It is, to put it as generously as possibly, completely reckless for AP to present this primitive, error-strewn, thoroughly common graph as secret, powerful evidence of Iran's work toward building a nuclear weapon. Yet from its inflammatory red headline ("AP EXCLUSIVE: GRAPH SUGGESTS IRAN WORKING ON BOMB") to the end of the article, this is exactly what AP did. And it did so by mindlessly repeating the script handed to it by a country which AP acknowledged is seeking to warn the world about the dangers of Iran. This is worse than stenography journalism. It is AP allowing itself, eagerly and gratefully, to be used to put its stamp of credibility on a ridiculous though destructive hoax.

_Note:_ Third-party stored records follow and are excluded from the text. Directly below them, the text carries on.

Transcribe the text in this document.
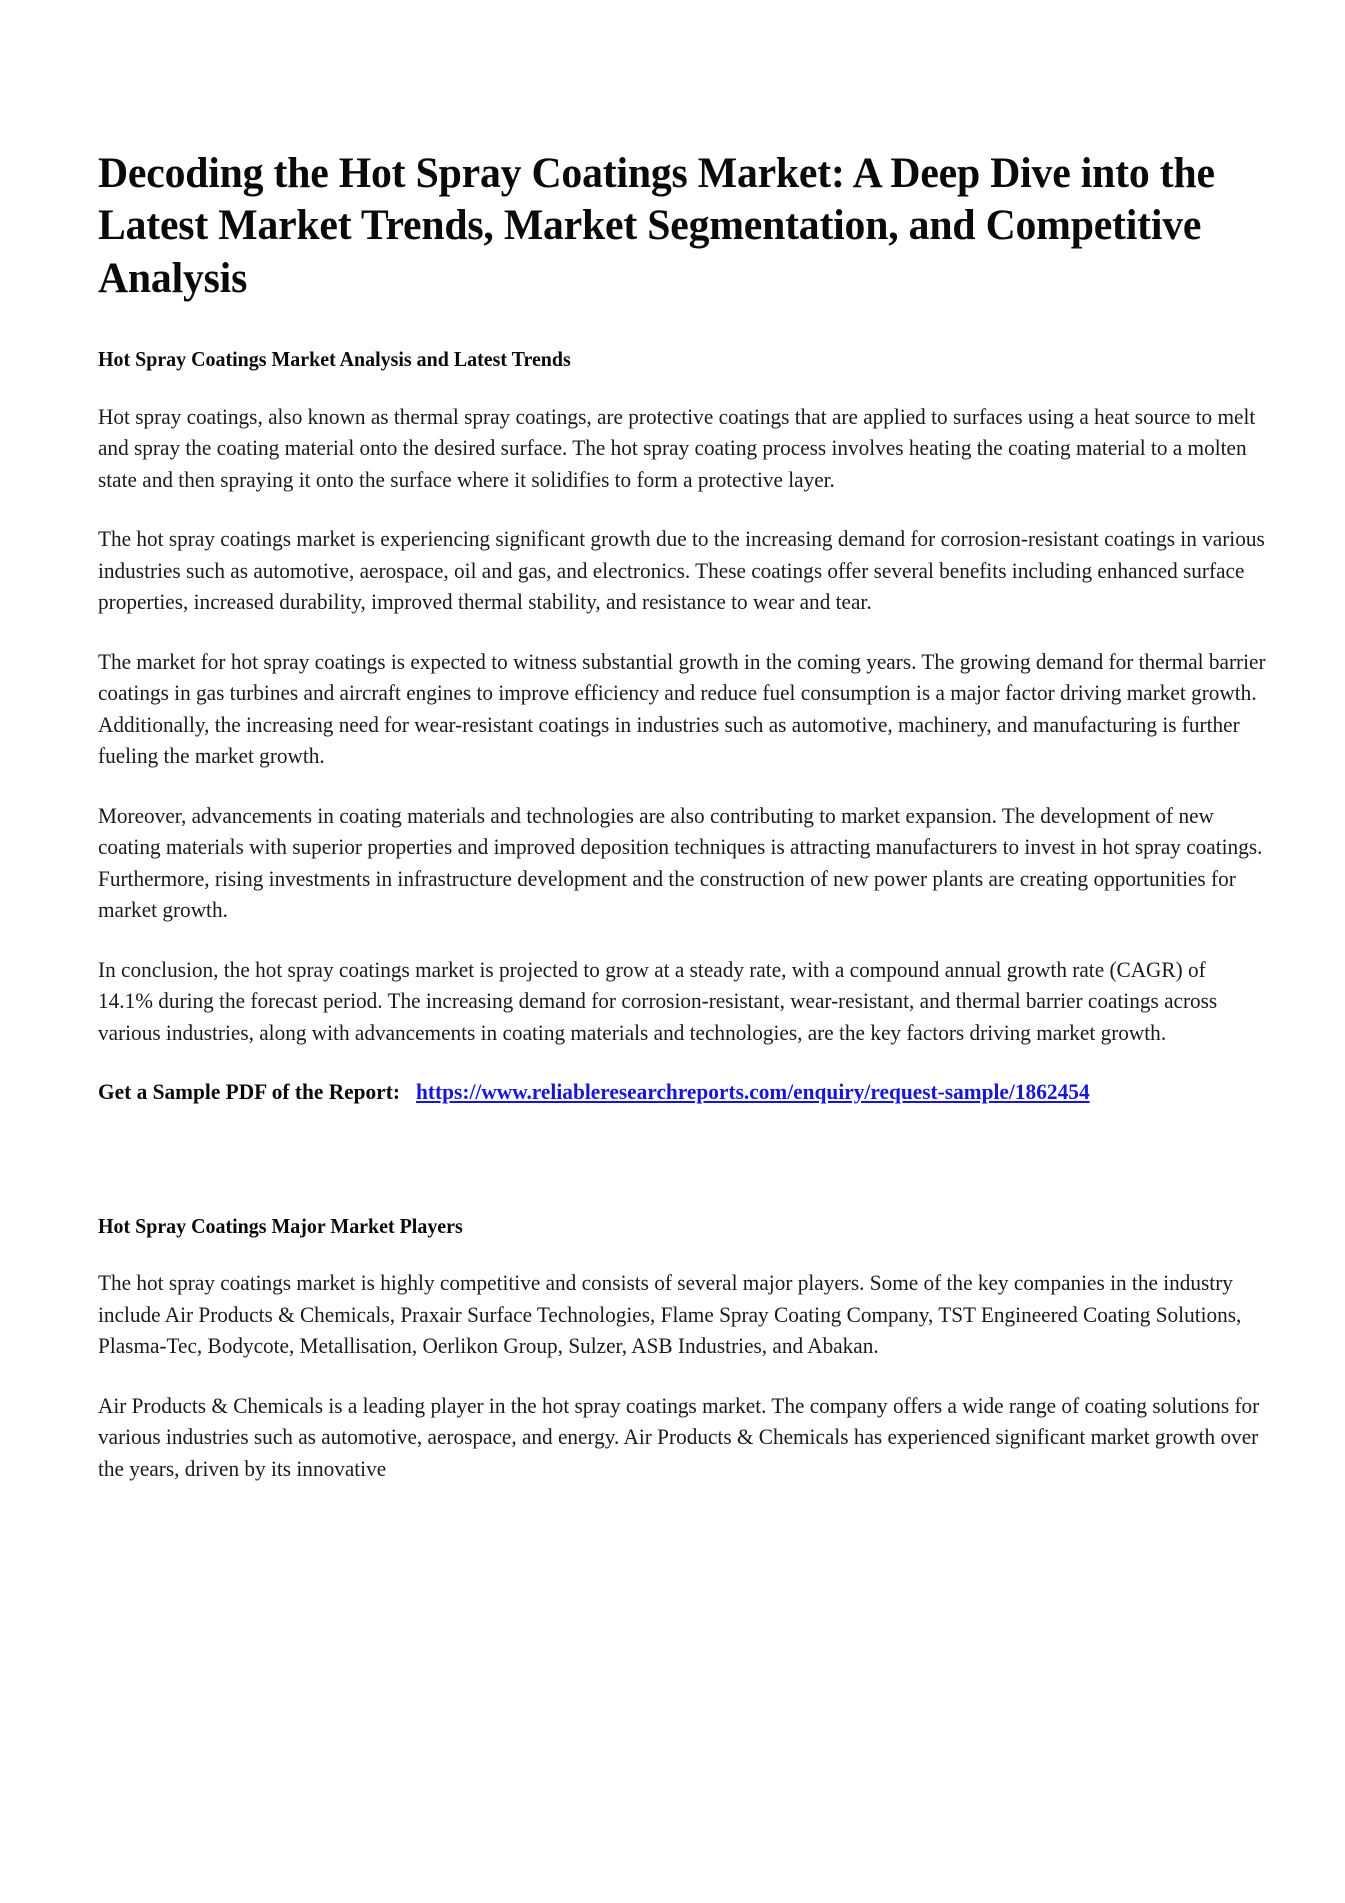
Decoding the Hot Spray Coatings Market: A Deep Dive into the Latest Market Trends, Market Segmentation, and Competitive Analysis
Hot Spray Coatings Market Analysis and Latest Trends

Hot spray coatings, also known as thermal spray coatings, are protective coatings that are applied to surfaces using a heat source to melt and spray the coating material onto the desired surface. The hot spray coating process involves heating the coating material to a molten state and then spraying it onto the surface where it solidifies to form a protective layer.

The hot spray coatings market is experiencing significant growth due to the increasing demand for corrosion-resistant coatings in various industries such as automotive, aerospace, oil and gas, and electronics. These coatings offer several benefits including enhanced surface properties, increased durability, improved thermal stability, and resistance to wear and tear.

The market for hot spray coatings is expected to witness substantial growth in the coming years. The growing demand for thermal barrier coatings in gas turbines and aircraft engines to improve efficiency and reduce fuel consumption is a major factor driving market growth. Additionally, the increasing need for wear-resistant coatings in industries such as automotive, machinery, and manufacturing is further fueling the market growth.

Moreover, advancements in coating materials and technologies are also contributing to market expansion. The development of new coating materials with superior properties and improved deposition techniques is attracting manufacturers to invest in hot spray coatings. Furthermore, rising investments in infrastructure development and the construction of new power plants are creating opportunities for market growth.

In conclusion, the hot spray coatings market is projected to grow at a steady rate, with a compound annual growth rate (CAGR) of 14.1% during the forecast period. The increasing demand for corrosion-resistant, wear-resistant, and thermal barrier coatings across various industries, along with advancements in coating materials and technologies, are the key factors driving market growth.

Get a Sample PDF of the Report: https://www.reliableresearchreports.com/enquiry/request-sample/1862454

Hot Spray Coatings Major Market Players

The hot spray coatings market is highly competitive and consists of several major players. Some of the key companies in the industry include Air Products & Chemicals, Praxair Surface Technologies, Flame Spray Coating Company, TST Engineered Coating Solutions, Plasma-Tec, Bodycote, Metallisation, Oerlikon Group, Sulzer, ASB Industries, and Abakan.

Air Products & Chemicals is a leading player in the hot spray coatings market. The company offers a wide range of coating solutions for various industries such as automotive, aerospace, and energy. Air Products & Chemicals has experienced significant market growth over the years, driven by its innovative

The obligation of journalists to protect the identity of their sources to whom they have pledged anonymity ends when the "sources" use them purposely to disseminate falsehoods. Indeed, the obligation to protect these sources not only ends, but a different obligation arises: to tell the public who fed them the hoax. This was exactly the issue that arose when it became clear that multiple sources had falsely told ABC News' Brian Ross in late 2001 that government tests had linked the anthrax attacks in the US to Saddam's chemical weapons program, a story that Ross spread far and wide - thus, as intended, heightening fears of Iraq, but which turned out to be completely false from start to finish. As numerous journalists argued then, Ross had the obligation to tell the public who was behind the hoax he so damagingly spread.

AP has that same obligation here. At the very least, they have the duty to respond to this scientific and documentary proof that the graph they trumpeted, and certainly the claims they made about it, are misleading in the extreme. On Wednesday afternoon, I asked AP to comment on these issues and have thus far received no response.

As both Shirazi and John Glaser document, the AP writer responsible for this absurdity, George Jahn, has a history of similar behavior. That includes producing an equally hyped and equally absurd report back in May featuring a cartoon-like drawing that, as Jahn put it, "was provided to The Associated Press by an official of a country tracking Iran's nuclear program who said it proves the structure exists, despite Tehran's refusal to acknowledge it."

As the Iraq War proved, there are few things more irresponsible and dangerous than having a large media outlet trumpet extremely dubious claims from anonymous sources designed to hype the threats posed by some targeted foreign regime. That is exactly what AP is doing here, and given how obvious the sham is, it is inexcusable. AP owes a clear explanation of what happened here.

The real story here is not this inane graph, but the behavior of AP and its "sources". That someone is purposely feeding this influential media outlet obvious hoaxes shows two facts: (1) the evidence of Iran's nuclear weapons program must be very thin if fabrications of this type are needed; and (2) someone from an unnamed country or countries is very eager to scare the public into believing this weapons program exists and is vigorously proceeding, and is willing to use fraud to advance those fear-mongering ends.

UPDATE

Here, in its entirety, is the response sent by AP to all of the objections raised to its story:
"We continue to report this story."
It's hard to decide which is worse: the original story or their "response" to the very serious flaws in their reporting.